И в самом деле — сколько можно так жить?

Два дня он ходил отключенный от всего. Думал. То ругал себя дураком, то отчаянно решался. Потом на уроке труда украл длинную, косо заточенную стамеску — резец для токарного станка по дереву.

И стал жить со взведенной в себе пружиной.

Недели две Гошка с замиранием ждал, когда папаша «прискребется». Матери хамил нарочно при отце, две двойки принес подряд — все сходило. Видимо, инженеру Петрову было в тот производственный период не до педагогики. Гошка наконец истомился так, что пошел на чудовищное нахальство: на глазах у отца уронил в коридоре окурок.

— Это… что еще? — тихо сказал отец.

— Окурок, — тихо сказал Гошка.

— Подними…

Гошка поднял с трудом. Наклоняться мешала засунутая за ремень стамеска. Звенели в Гошке тошнотворно-слабенькие, совсем не героические струнки. Но в душе была решимость.
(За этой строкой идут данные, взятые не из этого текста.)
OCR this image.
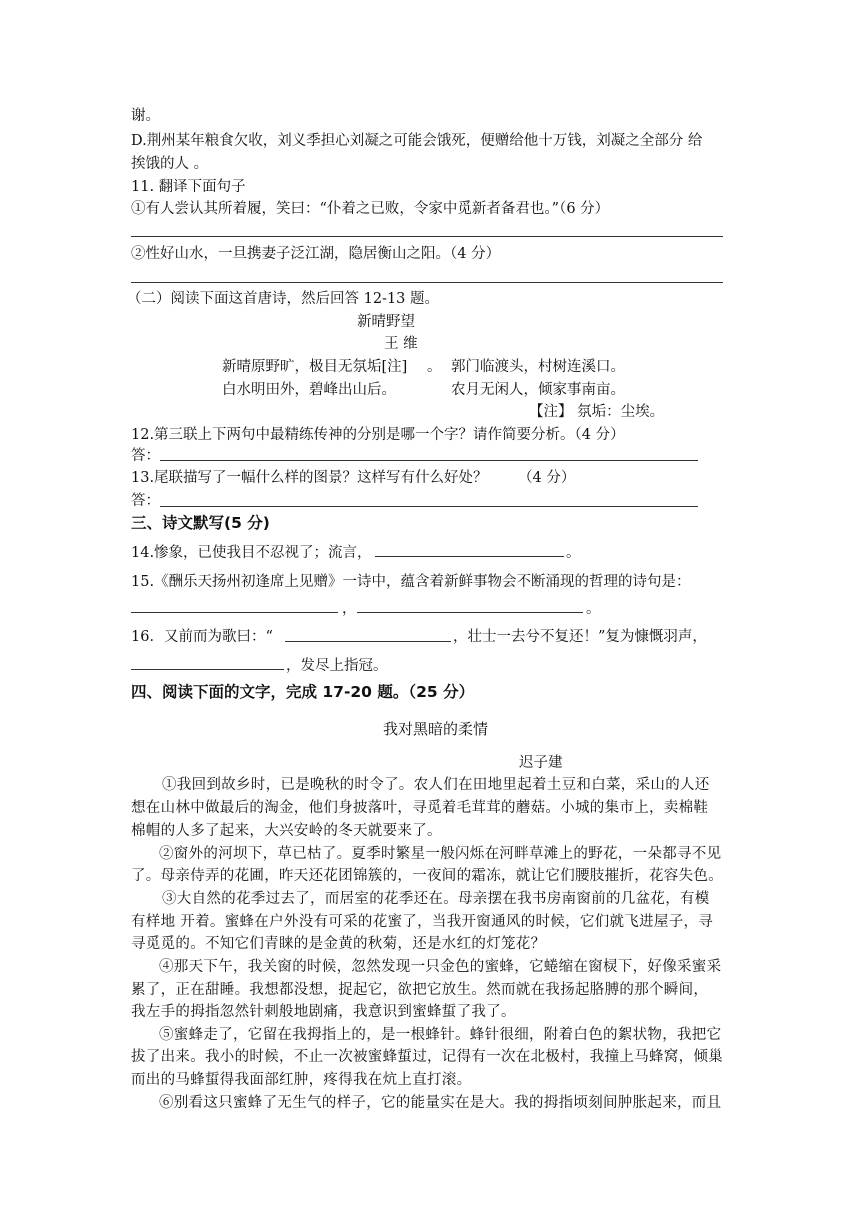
谢。
D.荆州某年粮食欠收，刘义季担心刘凝之可能会饿死，便赠给他十万钱，刘凝之全部分 给
挨饿的人 。
11. 翻译下面句子
①有人尝认其所着履，笑曰：“仆着之已败，令家中觅新者备君也。”（6 分）
②性好山水，一旦携妻子泛江湖，隐居衡山之阳。（4 分）
（二）阅读下面这首唐诗，然后回答 12-13 题。
新晴野望
王 维
新晴原野旷，极目无氛垢[注] 。 郭门临渡头，村树连溪口。
白水明田外，碧峰出山后。	农月无闲人，倾家事南亩。
【注】 氛垢：尘埃。
12.第三联上下两句中最精练传神的分别是哪一个字？请作简要分析。（4 分）
答：
13.尾联描写了一幅什么样的图景？这样写有什么好处？ （4 分）
答：
三、诗文默写(5 分)
14.惨象，已使我目不忍视了；流言，	。
15.《酬乐天扬州初逢席上见赠》一诗中，蕴含着新鲜事物会不断涌现的哲理的诗句是：
，	。
16．又前而为歌曰：“	，壮士一去兮不复还！”复为慷慨羽声，
，发尽上指冠。
四、阅读下面的文字，完成 17-20 题。（25 分）
我对黑暗的柔情
迟子建
①我回到故乡时，已是晚秋的时令了。农人们在田地里起着土豆和白菜，采山的人还
想在山林中做最后的淘金，他们身披落叶，寻觅着毛茸茸的蘑菇。小城的集市上，卖棉鞋
棉帽的人多了起来，大兴安岭的冬天就要来了。
②窗外的河坝下，草已枯了。夏季时繁星一般闪烁在河畔草滩上的野花，一朵都寻不见
了。母亲侍弄的花圃，昨天还花团锦簇的，一夜间的霜冻，就让它们腰肢摧折，花容失色。
③大自然的花季过去了，而居室的花季还在。母亲摆在我书房南窗前的几盆花，有模
有样地 开着。蜜蜂在户外没有可采的花蜜了，当我开窗通风的时候，它们就飞进屋子，寻
寻觅觅的。不知它们青睐的是金黄的秋菊，还是水红的灯笼花？
④那天下午，我关窗的时候，忽然发现一只金色的蜜蜂，它蜷缩在窗棂下，好像采蜜采
累了，正在甜睡。我想都没想，捉起它，欲把它放生。然而就在我扬起胳膊的那个瞬间，
我左手的拇指忽然针刺般地剧痛，我意识到蜜蜂蜇了我了。
⑤蜜蜂走了，它留在我拇指上的，是一根蜂针。蜂针很细，附着白色的絮状物，我把它
拔了出来。我小的时候，不止一次被蜜蜂蜇过，记得有一次在北极村，我撞上马蜂窝，倾巢
而出的马蜂蜇得我面部红肿，疼得我在炕上直打滚。
⑥别看这只蜜蜂了无生气的样子，它的能量实在是大。我的拇指顷刻间肿胀起来，而且
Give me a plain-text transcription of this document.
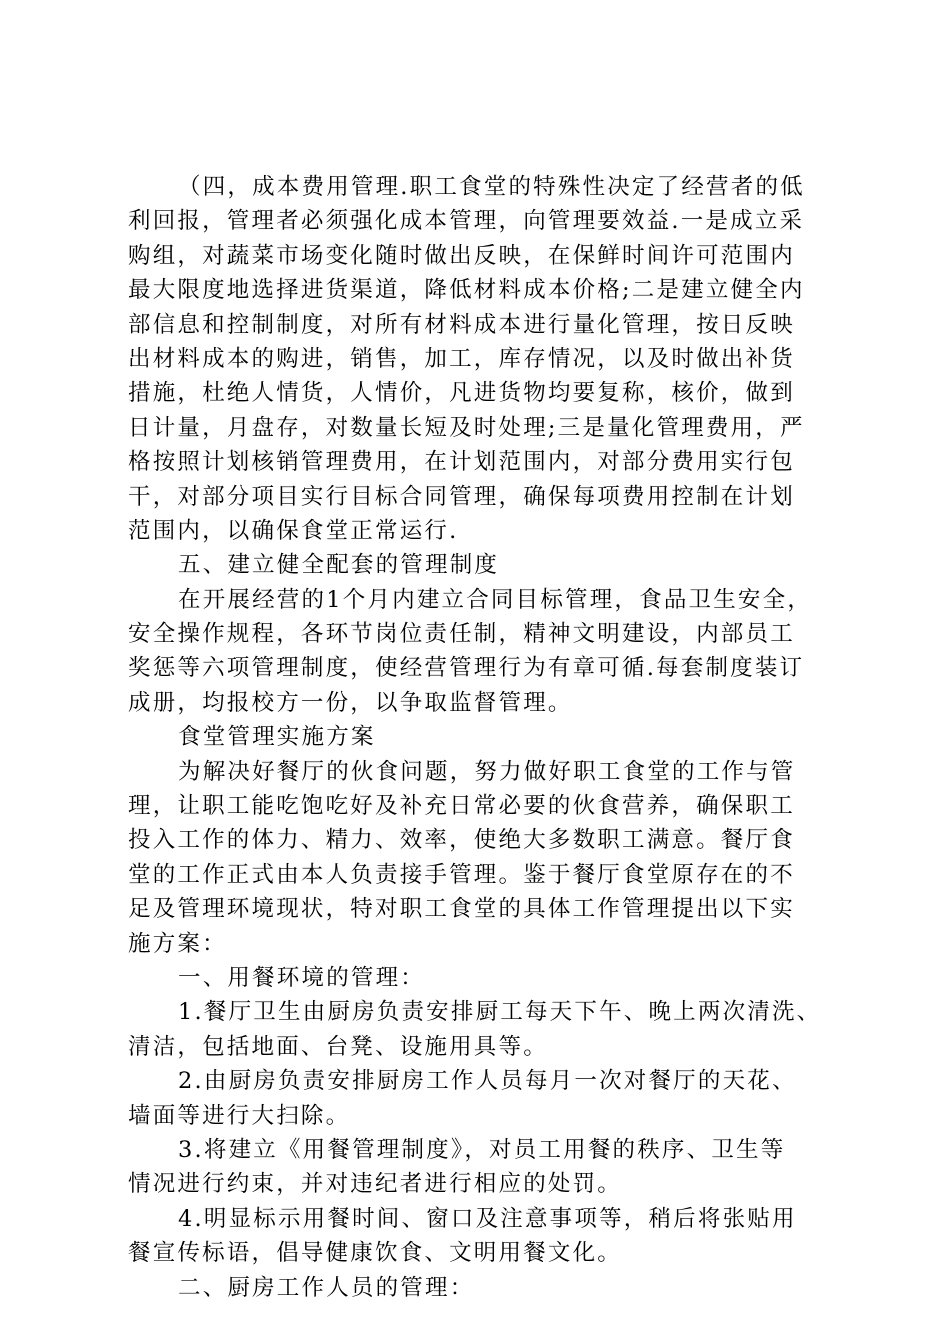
（四，成本费用管理.职工食堂的特殊性决定了经营者的低
利回报，管理者必须强化成本管理，向管理要效益.一是成立采
购组，对蔬菜市场变化随时做出反映，在保鲜时间许可范围内
最大限度地选择进货渠道，降低材料成本价格;二是建立健全内
部信息和控制制度，对所有材料成本进行量化管理，按日反映
出材料成本的购进，销售，加工，库存情况，以及时做出补货
措施，杜绝人情货，人情价，凡进货物均要复称，核价，做到
日计量，月盘存，对数量长短及时处理;三是量化管理费用，严
格按照计划核销管理费用，在计划范围内，对部分费用实行包
干，对部分项目实行目标合同管理，确保每项费用控制在计划
范围内，以确保食堂正常运行.
五、建立健全配套的管理制度
在开展经营的1个月内建立合同目标管理，食品卫生安全，
安全操作规程，各环节岗位责任制，精神文明建设，内部员工
奖惩等六项管理制度，使经营管理行为有章可循.每套制度装订
成册，均报校方一份，以争取监督管理。
食堂管理实施方案
为解决好餐厅的伙食问题，努力做好职工食堂的工作与管
理，让职工能吃饱吃好及补充日常必要的伙食营养，确保职工
投入工作的体力、精力、效率，使绝大多数职工满意。餐厅食
堂的工作正式由本人负责接手管理。鉴于餐厅食堂原存在的不
足及管理环境现状，特对职工食堂的具体工作管理提出以下实
施方案：
一、用餐环境的管理：
1.餐厅卫生由厨房负责安排厨工每天下午、晚上两次清洗、
清洁，包括地面、台凳、设施用具等。
2.由厨房负责安排厨房工作人员每月一次对餐厅的天花、
墙面等进行大扫除。
3.将建立《用餐管理制度》，对员工用餐的秩序、卫生等
情况进行约束，并对违纪者进行相应的处罚。
4.明显标示用餐时间、窗口及注意事项等，稍后将张贴用
餐宣传标语，倡导健康饮食、文明用餐文化。
二、厨房工作人员的管理：
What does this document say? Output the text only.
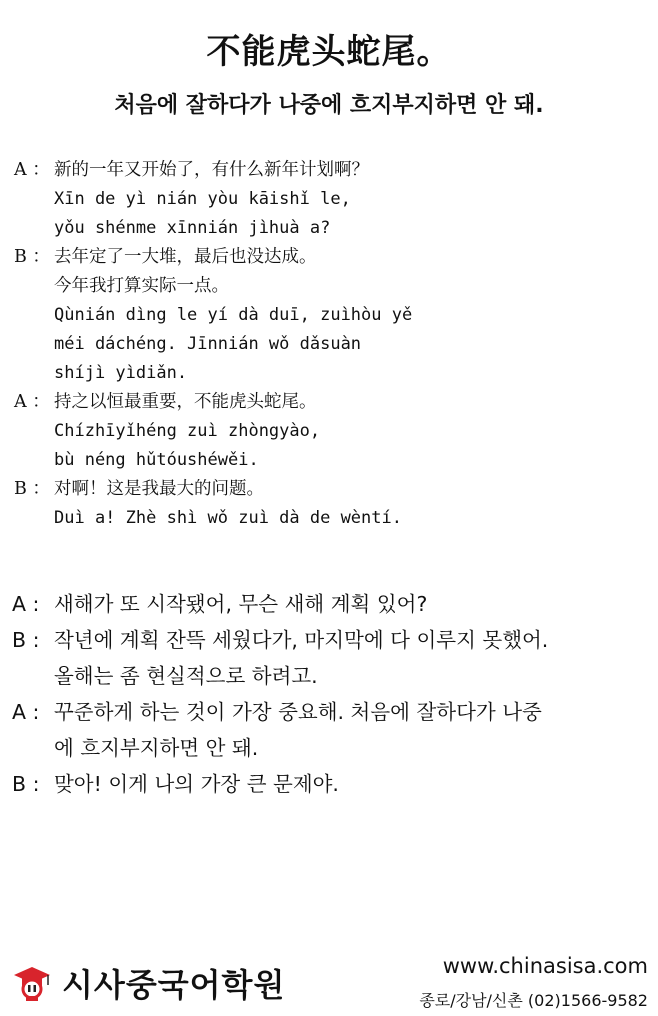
不能虎头蛇尾。
처음에 잘하다가 나중에 흐지부지하면 안 돼.
A ： 新的一年又开始了，有什么新年计划啊？
Xīn de yì nián yòu kāishǐ le,
yǒu shénme xīnnián jìhuà a?
B ： 去年定了一大堆，最后也没达成。
今年我打算实际一点。
Qùnián dìng le yí dà duī, zuìhòu yě
méi dáchéng. Jīnnián wǒ dǎsuàn
shíjì yìdiǎn.
A ： 持之以恒最重要，不能虎头蛇尾。
Chízhīyǐhéng zuì zhòngyào,
bù néng hǔtóushéwěi.
B ： 对啊！这是我最大的问题。
Duì a! Zhè shì wǒ zuì dà de wèntí.
A : 새해가 또 시작됐어, 무슨 새해 계획 있어?
B : 작년에 계획 잔뜩 세웠다가, 마지막에 다 이루지 못했어.
올해는 좀 현실적으로 하려고.
A : 꾸준하게 하는 것이 가장 중요해. 처음에 잘하다가 나중
에 흐지부지하면 안 돼.
B : 맞아! 이게 나의 가장 큰 문제야.
시사중국어학원	www.chinasisa.com
종로/강남/신촌 (02)1566-9582
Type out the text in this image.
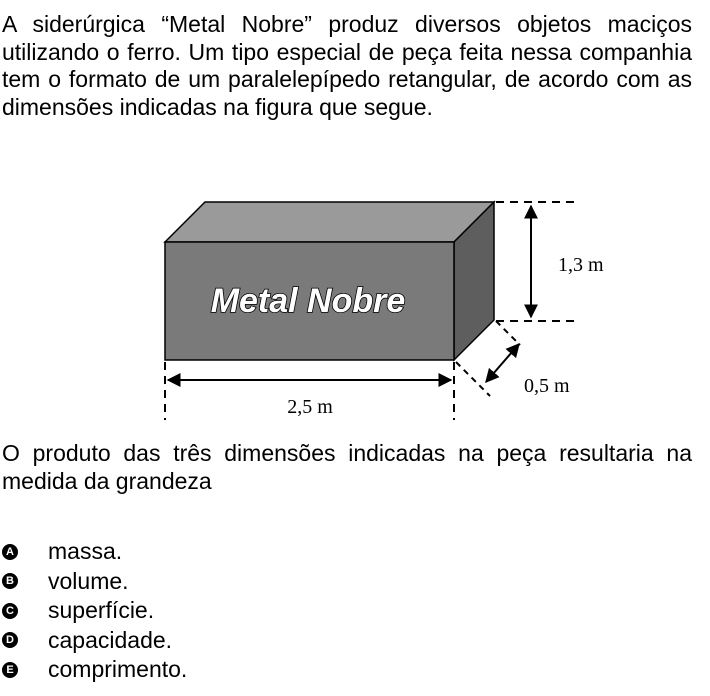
A siderúrgica “Metal Nobre” produz diversos objetos maciços utilizando o ferro. Um tipo especial de peça feita nessa companhia tem o formato de um paralelepípedo retangular, de acordo com as dimensões indicadas na figura que segue.
Metal Nobre
1,3 m
0,5 m
2,5 m
O produto das três dimensões indicadas na peça resultaria na medida da grandeza
A massa.
B volume.
C superfície.
D capacidade.
E comprimento.
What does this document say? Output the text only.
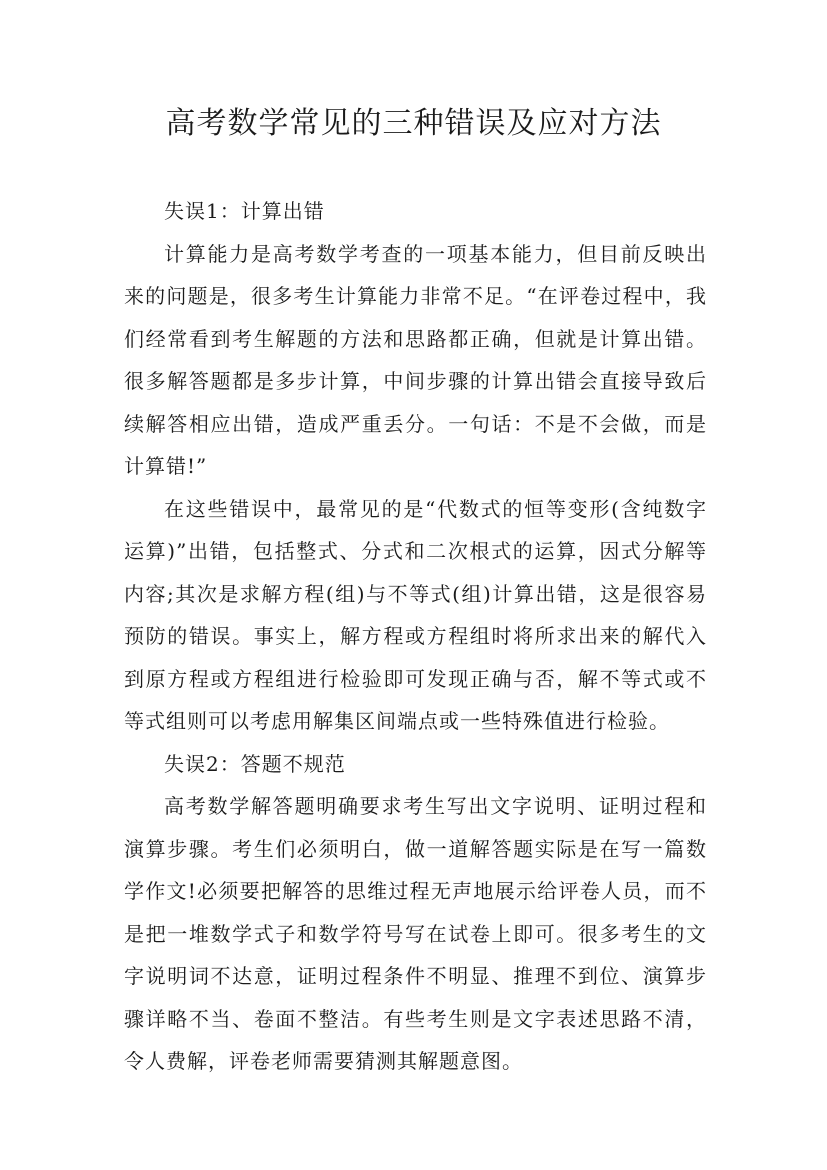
高考数学常见的三种错误及应对方法

失误1：计算出错

计算能力是高考数学考查的一项基本能力，但目前反映出来的问题是，很多考生计算能力非常不足。“在评卷过程中，我们经常看到考生解题的方法和思路都正确，但就是计算出错。很多解答题都是多步计算，中间步骤的计算出错会直接导致后续解答相应出错，造成严重丢分。一句话：不是不会做，而是计算错!”

在这些错误中，最常见的是“代数式的恒等变形(含纯数字运算)”出错，包括整式、分式和二次根式的运算，因式分解等内容;其次是求解方程(组)与不等式(组)计算出错，这是很容易预防的错误。事实上，解方程或方程组时将所求出来的解代入到原方程或方程组进行检验即可发现正确与否，解不等式或不等式组则可以考虑用解集区间端点或一些特殊值进行检验。

失误2：答题不规范

高考数学解答题明确要求考生写出文字说明、证明过程和演算步骤。考生们必须明白，做一道解答题实际是在写一篇数学作文!必须要把解答的思维过程无声地展示给评卷人员，而不是把一堆数学式子和数学符号写在试卷上即可。很多考生的文字说明词不达意，证明过程条件不明显、推理不到位、演算步骤详略不当、卷面不整洁。有些考生则是文字表述思路不清，令人费解，评卷老师需要猜测其解题意图。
Он протянул окурок на ладони.

— Это что? — опять спросил отец. Нехорошо и в упор. И чуть ли не со злорадством. Так, по крайней мере, Гошке показалось. И это папашино злорадство дало Гошке злой ответный толчок.

— Это «Родопи», с фильтром, — бесстрастно сказал он.

— Идиот! Я спрашиваю, откуда окурок?!

В коридор испуганно выглянула мать.

— Из кармана, — сказал Гошка и поперхнулся.

— Значит, и до курева докатился? Лина, посмотри… И давно начал?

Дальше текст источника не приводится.